Can you give us an insight into how your blog came to be?
Before
I became a blogger, I had a large email distribution list and for
years, I would send out essays about controversial issues that were
occurring in the church and about issues related to empowerment and
self-actualization. I would receive quite a few responses to my email.
This year, God directed me to expand the distribution of the message to
a larger online audience and that is how I became a blog host. I
started reading blogs a year and a half ago and became a blog host in
March of this year. I write about all of the things that I talk about
to the women in the church. I believe that online activism
is vitally important in empowering women and I can see that it reaches
more people in one day than traditional channels of community activism.
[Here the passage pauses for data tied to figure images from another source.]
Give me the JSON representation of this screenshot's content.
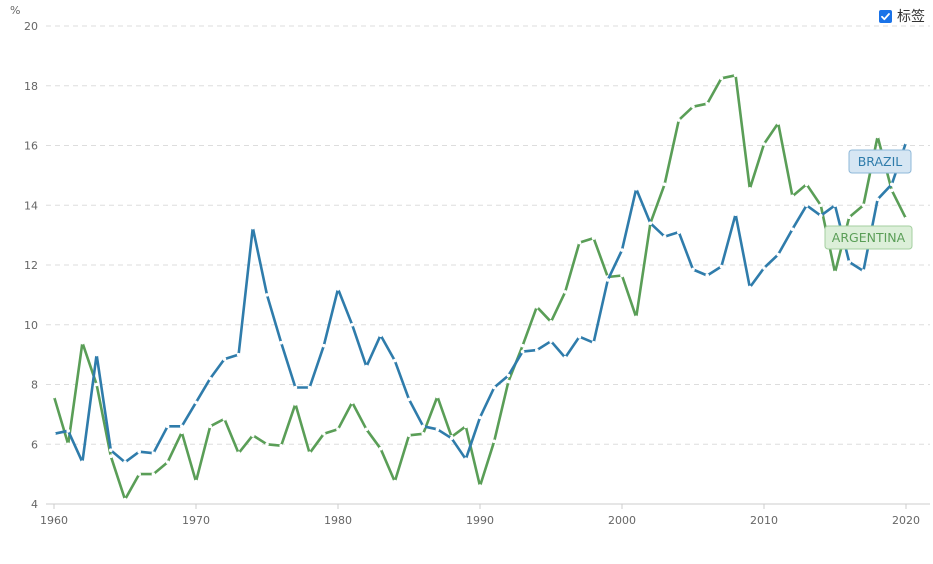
{
  "legend_toggle": {
    "label": "标签",
    "checked": true
  },
  "chart_data": {
    "type": "line",
    "ylabel": "%",
    "ylim": [
      4,
      20
    ],
    "xlim": [
      1960,
      2020
    ],
    "yticks": [
      "4",
      "6",
      "8",
      "10",
      "12",
      "14",
      "16",
      "18",
      "20"
    ],
    "xticks": [
      "1960",
      "1970",
      "1980",
      "1990",
      "2000",
      "2010",
      "2020"
    ],
    "grid": "horizontal-dashed",
    "x": [
      1960,
      1961,
      1962,
      1963,
      1964,
      1965,
      1966,
      1967,
      1968,
      1969,
      1970,
      1971,
      1972,
      1973,
      1974,
      1975,
      1976,
      1977,
      1978,
      1979,
      1980,
      1981,
      1982,
      1983,
      1984,
      1985,
      1986,
      1987,
      1988,
      1989,
      1990,
      1991,
      1992,
      1993,
      1994,
      1995,
      1996,
      1997,
      1998,
      1999,
      2000,
      2001,
      2002,
      2003,
      2004,
      2005,
      2006,
      2007,
      2008,
      2009,
      2010,
      2011,
      2012,
      2013,
      2014,
      2015,
      2016,
      2017,
      2018,
      2019,
      2020
    ],
    "series": [
      {
        "name": "BRAZIL",
        "color": "#2f7cab",
        "label_bg": "#d6e6f3",
        "label_border": "#8fb8d8",
        "values": [
          6.35,
          6.45,
          5.4,
          9.0,
          5.8,
          5.4,
          5.75,
          5.7,
          6.6,
          6.6,
          7.4,
          8.2,
          8.85,
          9.0,
          13.25,
          11.0,
          9.4,
          7.9,
          7.9,
          9.3,
          11.2,
          10.0,
          8.6,
          9.65,
          8.8,
          7.5,
          6.6,
          6.5,
          6.2,
          5.5,
          6.9,
          7.9,
          8.3,
          9.1,
          9.15,
          9.45,
          8.9,
          9.6,
          9.4,
          11.5,
          12.5,
          14.55,
          13.4,
          12.95,
          13.1,
          11.85,
          11.65,
          11.95,
          13.7,
          11.25,
          11.9,
          12.35,
          13.2,
          14.0,
          13.65,
          14.0,
          12.1,
          11.8,
          14.2,
          14.7,
          16.1
        ]
      },
      {
        "name": "ARGENTINA",
        "color": "#5a9e57",
        "label_bg": "#dcefd9",
        "label_border": "#a4cfa0",
        "values": [
          7.6,
          6.0,
          9.4,
          8.0,
          5.6,
          4.15,
          5.0,
          5.0,
          5.4,
          6.4,
          4.75,
          6.6,
          6.85,
          5.7,
          6.3,
          6.0,
          5.95,
          7.35,
          5.7,
          6.35,
          6.5,
          7.4,
          6.5,
          5.85,
          4.75,
          6.3,
          6.35,
          7.6,
          6.25,
          6.6,
          4.6,
          6.1,
          8.1,
          9.3,
          10.6,
          10.1,
          11.1,
          12.75,
          12.9,
          11.6,
          11.65,
          10.25,
          13.4,
          14.7,
          16.85,
          17.3,
          17.4,
          18.25,
          18.35,
          14.55,
          16.05,
          16.75,
          14.3,
          14.7,
          14.0,
          11.75,
          13.6,
          14.0,
          16.3,
          14.5,
          13.55
        ]
      }
    ]
  }
}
What do you intend to achieve with your blog focus?

I
believe that God would like for me to use the voice He has given me to
reach black women who are enduring painful life situations and to speak
to that pain in a way that enables them to see the unleashed power that
lies within the core of their pain. God would also like for me to be an
encourager to those who are living victoriously and powerfully so that
they will be passionate about sharing their life accomplishments with
other women. I believe that God wants my think tank to place for women to gather and share resources, insight and hope.
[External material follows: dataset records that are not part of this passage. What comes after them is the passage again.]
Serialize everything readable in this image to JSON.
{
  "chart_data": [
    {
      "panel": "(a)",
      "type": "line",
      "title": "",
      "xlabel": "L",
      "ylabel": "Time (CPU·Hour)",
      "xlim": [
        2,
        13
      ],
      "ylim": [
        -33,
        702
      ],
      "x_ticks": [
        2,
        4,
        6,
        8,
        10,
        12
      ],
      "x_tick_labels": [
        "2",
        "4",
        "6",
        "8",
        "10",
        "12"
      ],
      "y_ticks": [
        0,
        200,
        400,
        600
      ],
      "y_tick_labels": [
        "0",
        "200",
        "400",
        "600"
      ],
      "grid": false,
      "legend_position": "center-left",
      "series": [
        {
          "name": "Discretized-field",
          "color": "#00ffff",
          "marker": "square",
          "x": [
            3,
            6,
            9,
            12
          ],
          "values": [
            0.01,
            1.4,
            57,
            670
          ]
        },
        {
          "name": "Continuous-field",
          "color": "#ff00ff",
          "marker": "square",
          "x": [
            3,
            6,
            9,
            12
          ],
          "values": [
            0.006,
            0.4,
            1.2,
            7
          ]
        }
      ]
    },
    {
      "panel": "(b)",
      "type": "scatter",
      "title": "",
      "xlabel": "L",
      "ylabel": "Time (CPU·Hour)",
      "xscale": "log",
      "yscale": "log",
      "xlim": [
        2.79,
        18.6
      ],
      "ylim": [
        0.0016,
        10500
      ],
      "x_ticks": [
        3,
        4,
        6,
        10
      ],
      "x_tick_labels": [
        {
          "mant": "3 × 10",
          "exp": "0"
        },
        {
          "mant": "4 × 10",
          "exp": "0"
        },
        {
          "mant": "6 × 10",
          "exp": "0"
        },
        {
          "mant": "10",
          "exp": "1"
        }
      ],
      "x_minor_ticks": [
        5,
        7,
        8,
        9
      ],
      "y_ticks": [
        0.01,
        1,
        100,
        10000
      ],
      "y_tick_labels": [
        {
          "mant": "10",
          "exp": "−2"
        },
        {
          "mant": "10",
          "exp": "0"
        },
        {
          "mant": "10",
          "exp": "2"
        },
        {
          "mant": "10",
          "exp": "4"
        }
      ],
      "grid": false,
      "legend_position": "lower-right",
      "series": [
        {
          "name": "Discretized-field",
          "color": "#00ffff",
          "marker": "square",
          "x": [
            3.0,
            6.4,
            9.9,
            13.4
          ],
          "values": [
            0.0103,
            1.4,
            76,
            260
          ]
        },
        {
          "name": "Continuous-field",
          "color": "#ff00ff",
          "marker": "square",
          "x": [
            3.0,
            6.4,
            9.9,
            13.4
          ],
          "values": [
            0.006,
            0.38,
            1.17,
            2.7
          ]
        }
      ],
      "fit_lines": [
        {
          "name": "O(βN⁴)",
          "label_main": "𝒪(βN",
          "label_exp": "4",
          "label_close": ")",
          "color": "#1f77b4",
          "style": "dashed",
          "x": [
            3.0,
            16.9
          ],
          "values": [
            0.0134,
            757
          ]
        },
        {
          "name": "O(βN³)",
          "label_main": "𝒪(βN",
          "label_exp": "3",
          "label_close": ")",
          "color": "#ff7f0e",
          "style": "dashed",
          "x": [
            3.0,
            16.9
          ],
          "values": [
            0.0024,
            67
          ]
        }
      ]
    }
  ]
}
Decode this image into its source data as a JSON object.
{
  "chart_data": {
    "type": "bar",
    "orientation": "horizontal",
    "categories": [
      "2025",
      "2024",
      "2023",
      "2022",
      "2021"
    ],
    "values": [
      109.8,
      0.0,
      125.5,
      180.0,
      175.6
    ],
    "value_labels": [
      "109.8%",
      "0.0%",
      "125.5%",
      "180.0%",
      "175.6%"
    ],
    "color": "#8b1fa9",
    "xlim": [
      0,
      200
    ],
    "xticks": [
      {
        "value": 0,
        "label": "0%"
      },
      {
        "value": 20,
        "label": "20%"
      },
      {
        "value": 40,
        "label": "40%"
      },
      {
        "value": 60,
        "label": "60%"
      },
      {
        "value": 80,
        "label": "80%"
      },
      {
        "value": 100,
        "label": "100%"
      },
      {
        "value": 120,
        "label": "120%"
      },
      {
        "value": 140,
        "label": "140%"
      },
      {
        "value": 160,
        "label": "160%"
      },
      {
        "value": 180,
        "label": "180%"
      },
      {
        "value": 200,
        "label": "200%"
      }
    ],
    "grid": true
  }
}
(I should mention that I am using the word "He" but some women who are
in the Christian community of faith do not use masculine language to
speak about God because they believe that it negates women and obscures
the feminine nature of God. That is certainly an opinion worth
considering but not one that I support.)

Black women have being at the receiving end for so long, do you think the attainment of MGDs will change things?
I believe that the most significant level of societal change comes from within. I
also believe that radical change cannot be achieved without a change in
mentality, a change in value systems, a change in strategy, and a
change in focus
. There is nothing that is external that can produce long-term change without inner transformation.